Ford, who was hospitalized after suffering injuries that were not life-threatening, brought his plane down on Penmar Golf Course in Venice, catercorner from the end of the Santa Monica Municipal Airport runway from which he had taken off only moments earlier.
"Looking at where he crashed and how the plane went down, I'm sure there was a moment where he said, I'm not going to risk lives, whatever happens, happens. It's going to be just me,'" Eddie Aguglia, who was playing a round of golf at the time, told NBC News.
"He risked life and limb by putting it down on the golf course instead of trying to go further to try to get back to the airport. Another 25 to 30 yards and…I don't want to think about it. He saved several lives."

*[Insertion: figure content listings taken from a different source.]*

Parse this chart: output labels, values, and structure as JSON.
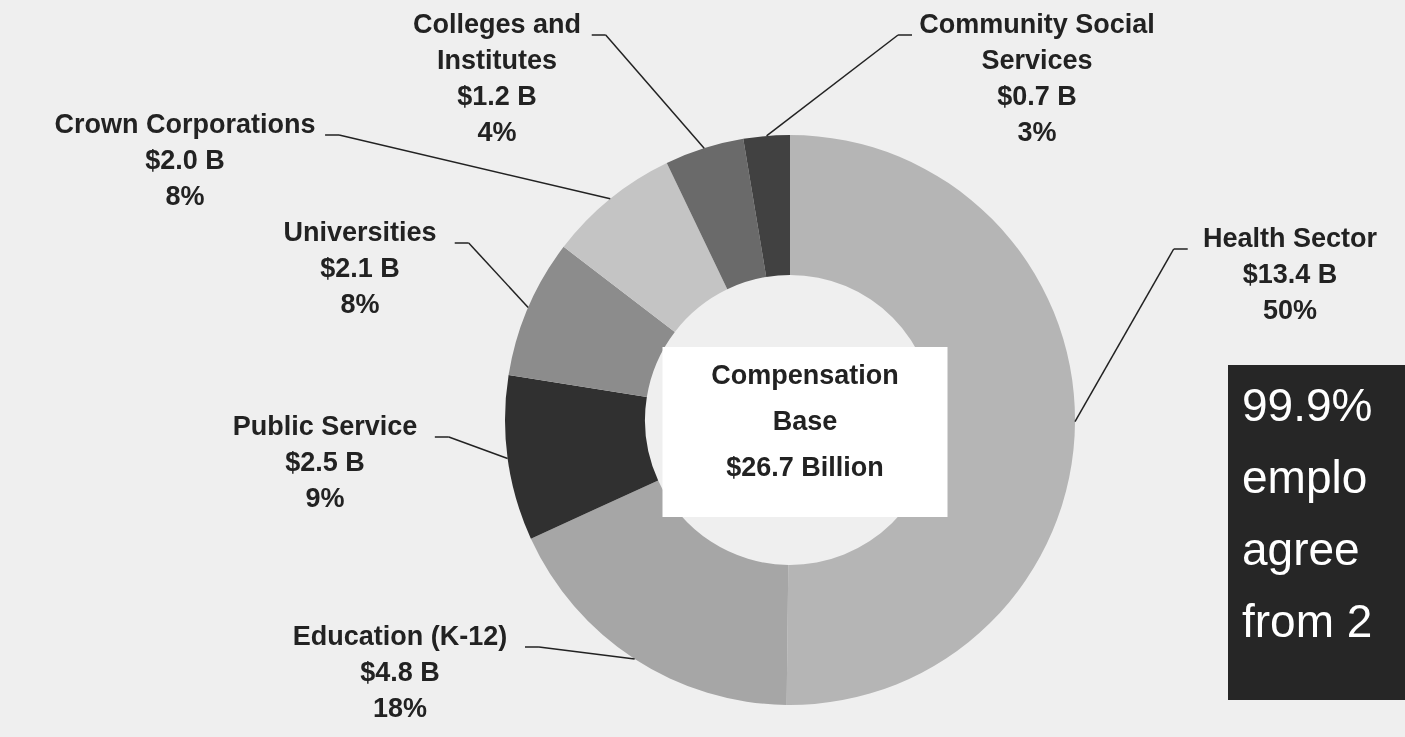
{
  "chart_data": {
    "type": "donut",
    "categories": [
      "Health Sector",
      "Education (K-12)",
      "Public Service",
      "Universities",
      "Crown Corporations",
      "Colleges and Institutes",
      "Community Social Services"
    ],
    "values": [
      13.4,
      4.8,
      2.5,
      2.1,
      2.0,
      1.2,
      0.7
    ],
    "value_labels": [
      "$13.4 B\n50%",
      "$4.8 B\n18%",
      "$2.5 B\n9%",
      "$2.1 B\n8%",
      "$2.0 B\n8%",
      "$1.2 B\n4%",
      "$0.7 B\n3%"
    ],
    "colors": [
      "#b5b5b5",
      "#a6a6a6",
      "#303030",
      "#8c8c8c",
      "#c4c4c4",
      "#6a6a6a",
      "#414141"
    ],
    "annotations": [
      "Compensation\nBase\n$26.7 Billion",
      "99.9%\nemplo\nagree\nfrom 2"
    ]
  }
}
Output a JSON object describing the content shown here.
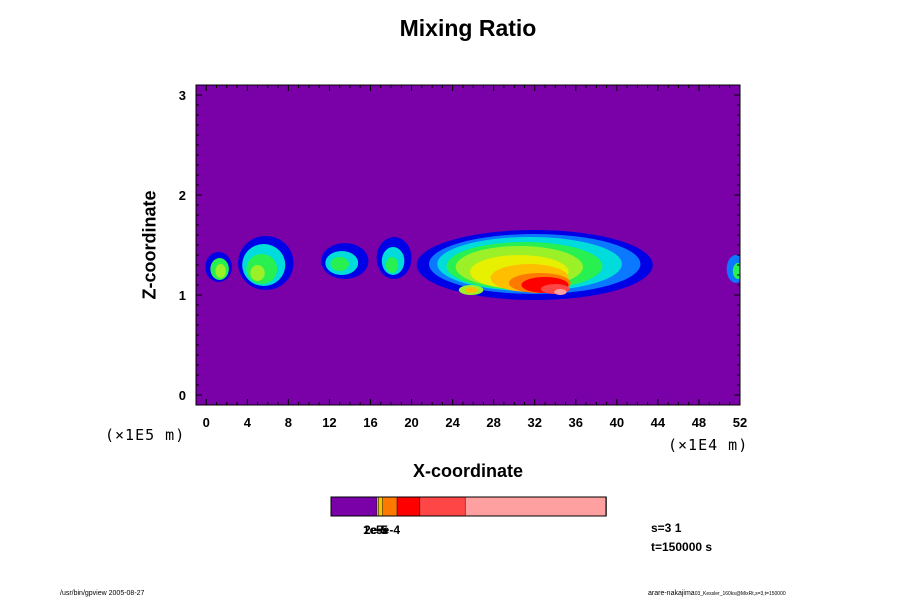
{
  "footer": {
    "left": "/usr/bin/gpview 2005-08-27",
    "right": "arare-nakajima",
    "right_small": "03_Kessler_160ks@MixRt,s=3,t=150000"
  },
  "info": {
    "s": "s=3 1",
    "t": "t=150000 s"
  },
  "colors": {
    "background": "#7a00a8",
    "levels": [
      "#7a00a8",
      "#0000e6",
      "#0a78ff",
      "#00dcdc",
      "#28f050",
      "#9cf028",
      "#e6f000",
      "#ffbe00",
      "#ff7800",
      "#ff0000",
      "#ff4646",
      "#ffa0a0"
    ]
  },
  "chart_data": {
    "type": "heatmap",
    "title": "Mixing Ratio",
    "xlabel": "X-coordinate",
    "ylabel": "Z-coordinate",
    "x_multiplier": "(×1E4 m)",
    "z_multiplier": "(×1E5 m)",
    "xlim": [
      -1,
      52
    ],
    "ylim": [
      -0.1,
      3.1
    ],
    "x_ticks": [
      0,
      4,
      8,
      12,
      16,
      20,
      24,
      28,
      32,
      36,
      40,
      44,
      48,
      52
    ],
    "y_ticks": [
      0,
      1,
      2,
      3
    ],
    "x_tick_labels": [
      "0",
      "4",
      "8",
      "12",
      "16",
      "20",
      "24",
      "28",
      "32",
      "36",
      "40",
      "44",
      "48",
      "52"
    ],
    "y_tick_labels": [
      "0",
      "1",
      "2",
      "3"
    ],
    "colorbar_labels": [
      "1e-5",
      "2e-5",
      "5e-4"
    ],
    "colorbar_bins": [
      {
        "color": "#7a00a8",
        "span": 0.167
      },
      {
        "color": "#e6f000",
        "span": 0.006
      },
      {
        "color": "#ffbe00",
        "span": 0.015
      },
      {
        "color": "#ff7800",
        "span": 0.052
      },
      {
        "color": "#ff0000",
        "span": 0.083
      },
      {
        "color": "#ff4646",
        "span": 0.165
      },
      {
        "color": "#ffa0a0",
        "span": 0.512
      }
    ],
    "cells": [
      {
        "x": 1.2,
        "z": 1.28,
        "rx": 1.3,
        "rz": 0.15,
        "level": 1
      },
      {
        "x": 1.3,
        "z": 1.26,
        "rx": 0.9,
        "rz": 0.11,
        "level": 4
      },
      {
        "x": 1.4,
        "z": 1.24,
        "rx": 0.5,
        "rz": 0.07,
        "level": 5
      },
      {
        "x": 5.8,
        "z": 1.32,
        "rx": 2.7,
        "rz": 0.27,
        "level": 1
      },
      {
        "x": 5.6,
        "z": 1.3,
        "rx": 2.1,
        "rz": 0.21,
        "level": 3
      },
      {
        "x": 5.4,
        "z": 1.26,
        "rx": 1.5,
        "rz": 0.15,
        "level": 4
      },
      {
        "x": 5.0,
        "z": 1.22,
        "rx": 0.7,
        "rz": 0.08,
        "level": 5
      },
      {
        "x": 13.5,
        "z": 1.34,
        "rx": 2.3,
        "rz": 0.18,
        "level": 1
      },
      {
        "x": 13.2,
        "z": 1.32,
        "rx": 1.6,
        "rz": 0.12,
        "level": 3
      },
      {
        "x": 13.0,
        "z": 1.31,
        "rx": 0.9,
        "rz": 0.07,
        "level": 4
      },
      {
        "x": 18.3,
        "z": 1.37,
        "rx": 1.7,
        "rz": 0.21,
        "level": 1
      },
      {
        "x": 18.2,
        "z": 1.34,
        "rx": 1.1,
        "rz": 0.14,
        "level": 3
      },
      {
        "x": 18.1,
        "z": 1.3,
        "rx": 0.6,
        "rz": 0.08,
        "level": 4
      },
      {
        "x": 32.0,
        "z": 1.3,
        "rx": 11.5,
        "rz": 0.35,
        "level": 1
      },
      {
        "x": 32.0,
        "z": 1.31,
        "rx": 10.3,
        "rz": 0.3,
        "level": 2
      },
      {
        "x": 31.5,
        "z": 1.31,
        "rx": 9.0,
        "rz": 0.27,
        "level": 3
      },
      {
        "x": 31.0,
        "z": 1.29,
        "rx": 7.6,
        "rz": 0.24,
        "level": 4
      },
      {
        "x": 30.5,
        "z": 1.28,
        "rx": 6.2,
        "rz": 0.21,
        "level": 5
      },
      {
        "x": 30.5,
        "z": 1.23,
        "rx": 4.8,
        "rz": 0.17,
        "level": 6
      },
      {
        "x": 31.5,
        "z": 1.17,
        "rx": 3.8,
        "rz": 0.14,
        "level": 7
      },
      {
        "x": 32.5,
        "z": 1.12,
        "rx": 3.0,
        "rz": 0.1,
        "level": 8
      },
      {
        "x": 33.0,
        "z": 1.1,
        "rx": 2.3,
        "rz": 0.08,
        "level": 9
      },
      {
        "x": 34.0,
        "z": 1.06,
        "rx": 1.4,
        "rz": 0.05,
        "level": 10
      },
      {
        "x": 34.5,
        "z": 1.03,
        "rx": 0.6,
        "rz": 0.03,
        "level": 11
      },
      {
        "x": 25.8,
        "z": 1.05,
        "rx": 1.2,
        "rz": 0.05,
        "level": 5
      },
      {
        "x": 25.8,
        "z": 1.05,
        "rx": 0.6,
        "rz": 0.03,
        "level": 7
      },
      {
        "x": 51.6,
        "z": 1.26,
        "rx": 0.9,
        "rz": 0.14,
        "level": 2
      },
      {
        "x": 51.8,
        "z": 1.24,
        "rx": 0.5,
        "rz": 0.08,
        "level": 4
      }
    ]
  }
}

Golf courses are often used as emergency landing strips, given their often wide and relatively flat fairways. Last month, one plane made an emergency landing at Skywest Golf Course in Hayward, Calif., and another crash-landed at Valley View Golf Course in Layton, Utah. During World War II, the War Department viewed golf courses near coastlines as potential emergency landing strips.
Airplane manufacturer and movie producer Howard Hughes was test-piloting an experimental Army photographic plane when it experienced trouble and was attempting to land it on Los Angeles Country club, when he came up about 100 yards short, according to the Los Angeles Times.
Penmar is a short (2,582 yards) nine-hole course owned by the city of Los Angeles. It opened in 1962.